= Sober living house =

People recovering from substance use disorders stay on interim basis

Sober living houses (SLHs), also called sober homes and sober living environments, are facilities that provide safe housing and supportive, structured living conditions for people exiting drug rehabilitation programs. SLHs serve as a transitional environment between such programs and mainstream society. Many SLHs also accept people who are in recovery from substance use disorders but have not recently completed a rehabilitation program.

==Description==
Sober living houses (SLHs) are "alcohol- and drug-free living environments for individuals attempting to maintain abstinence from alcohol and drugs". They are typically structured around 12-step programs or other recovery methodologies. Residents are often required to take drug tests and demonstrate efforts toward long-term recovery. Most SLHs serve only one gender. SLHs catering solely to young people are known as Sober Colleges.

Some SLHs offer intensive outpatient services, including on-site medical care. These homes are often staffed in shifts by psychiatric nurses and licensed clinical social workers, who provide residents with 24-hour supervision and centralized recovery care.

SLHs may be certified or governed by Sober Living Coalitions or Networks. However, "because there is no formal monitoring of SLHs that are not affiliated with associations or coalitions, it is impossible to provide an exact number of SLHs."

Sober living is seen in greater detail in Sober House, a spin-off of Celebrity Rehab, which documents alumni of Celebrity Rehab as they enter such facilities. VH1, which airs both shows, describes sober living thus:

A sober living house is an interim step on the path to sobriety where people recovering from addiction can live in a supervised and sober environment with structure and rules, i.e. mandatory curfews, chores, and therapeutic meetings.
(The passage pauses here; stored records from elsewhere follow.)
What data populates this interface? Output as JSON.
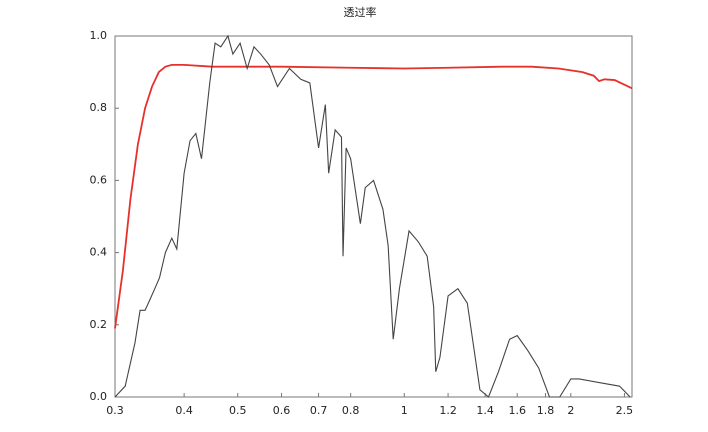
{
  "chart_data": {
    "type": "line",
    "title": "透过率",
    "log_x": true,
    "grid": false,
    "xlim": [
      0.3,
      2.58
    ],
    "ylim": [
      0,
      1
    ],
    "xticks": [
      0.3,
      0.4,
      0.5,
      0.6,
      0.7,
      0.8,
      1,
      1.2,
      1.4,
      1.6,
      1.8,
      2,
      2.5
    ],
    "yticks": [
      {
        "value": 0,
        "label": "0.0"
      },
      0.2,
      0.4,
      0.6,
      0.8,
      {
        "value": 1,
        "label": "1.0"
      }
    ],
    "series": [
      {
        "color": "#e8302a",
        "x": [
          0.3,
          0.31,
          0.32,
          0.33,
          0.34,
          0.35,
          0.36,
          0.37,
          0.38,
          0.4,
          0.45,
          0.5,
          0.6,
          0.8,
          1.0,
          1.2,
          1.5,
          1.7,
          1.9,
          2.1,
          2.2,
          2.25,
          2.3,
          2.4,
          2.5,
          2.58
        ],
        "values": [
          0.19,
          0.35,
          0.55,
          0.7,
          0.8,
          0.86,
          0.9,
          0.915,
          0.92,
          0.92,
          0.915,
          0.915,
          0.915,
          0.912,
          0.91,
          0.912,
          0.915,
          0.915,
          0.91,
          0.9,
          0.89,
          0.875,
          0.88,
          0.878,
          0.865,
          0.855
        ]
      },
      {
        "color": "#444444",
        "x": [
          0.3,
          0.313,
          0.326,
          0.333,
          0.34,
          0.347,
          0.354,
          0.361,
          0.37,
          0.38,
          0.388,
          0.4,
          0.41,
          0.42,
          0.43,
          0.445,
          0.455,
          0.466,
          0.48,
          0.49,
          0.505,
          0.52,
          0.535,
          0.55,
          0.57,
          0.59,
          0.62,
          0.65,
          0.675,
          0.7,
          0.72,
          0.73,
          0.75,
          0.77,
          0.775,
          0.785,
          0.8,
          0.833,
          0.85,
          0.88,
          0.915,
          0.935,
          0.955,
          0.98,
          1.02,
          1.06,
          1.1,
          1.13,
          1.14,
          1.16,
          1.2,
          1.25,
          1.3,
          1.37,
          1.42,
          1.48,
          1.55,
          1.6,
          1.67,
          1.75,
          1.83,
          1.91,
          2.0,
          2.07,
          2.25,
          2.45,
          2.56
        ],
        "values": [
          0,
          0.03,
          0.15,
          0.24,
          0.24,
          0.27,
          0.3,
          0.33,
          0.4,
          0.44,
          0.41,
          0.62,
          0.71,
          0.73,
          0.66,
          0.87,
          0.98,
          0.97,
          1.0,
          0.95,
          0.98,
          0.91,
          0.97,
          0.95,
          0.92,
          0.86,
          0.91,
          0.88,
          0.87,
          0.69,
          0.81,
          0.62,
          0.74,
          0.72,
          0.39,
          0.69,
          0.66,
          0.48,
          0.58,
          0.6,
          0.52,
          0.42,
          0.16,
          0.3,
          0.46,
          0.43,
          0.39,
          0.25,
          0.07,
          0.11,
          0.28,
          0.3,
          0.26,
          0.02,
          0,
          0.07,
          0.16,
          0.17,
          0.13,
          0.08,
          0,
          0,
          0.05,
          0.05,
          0.04,
          0.03,
          0
        ]
      }
    ]
  }
}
This can, however, invite corruption when certain people who have never had a position of authority before decide to play God. In this show, celebrity addicts, most of whom have spent the better part of their lives in the throes of addiction, will learn how to essentially start their lives over from the ground up. In many cases, successfully maintaining sobriety requires patients to alter everything about their previous lives when they were actively addicted to alcohol and other drugs. This could include changing jobs, eliminating friends, and even abandoning loved ones who are deemed toxic to their sobriety.

In some areas, sober homes have been linked to fraudulent insurance scams. This has prompted the proposal of bills that would regulate advertising and require registration for new homes.

==Resident requirements==
Each individual SLH will have different requirements for the residents, but many will have these typical requirements:

1. No drugs, alcohol, violence, or overnight guests
2. Active participation in recovery meetings
3. Random drug and alcohol tests
4. On-time guest fee payments
5. Involvement in either work, school, or an outpatient program
6. General acceptance by peer group at the SLH
7. Participating in house chores and attending house meetings
8. No formal treatment services but either mandated or strongly encouraged attendance at 12-step self-help groups such as Alcoholics Anonymous (AA)

==Results==
SLHs have been shown to improve recovery outcomes when utilized in conjunction with 12-step programs. Residences providing a highly structured schedule of activities tend to dramatically improve the likelihood of long-term sobriety.

In some cases, sober living homes will contract with licensed drug rehabilitation centers and therapists as a means for providing an even greater level of care. These types of sober livings do tend to charge higher fees, however, they are often able to provide a very affordable alternative to what would otherwise constitute high-priced inpatient treatment.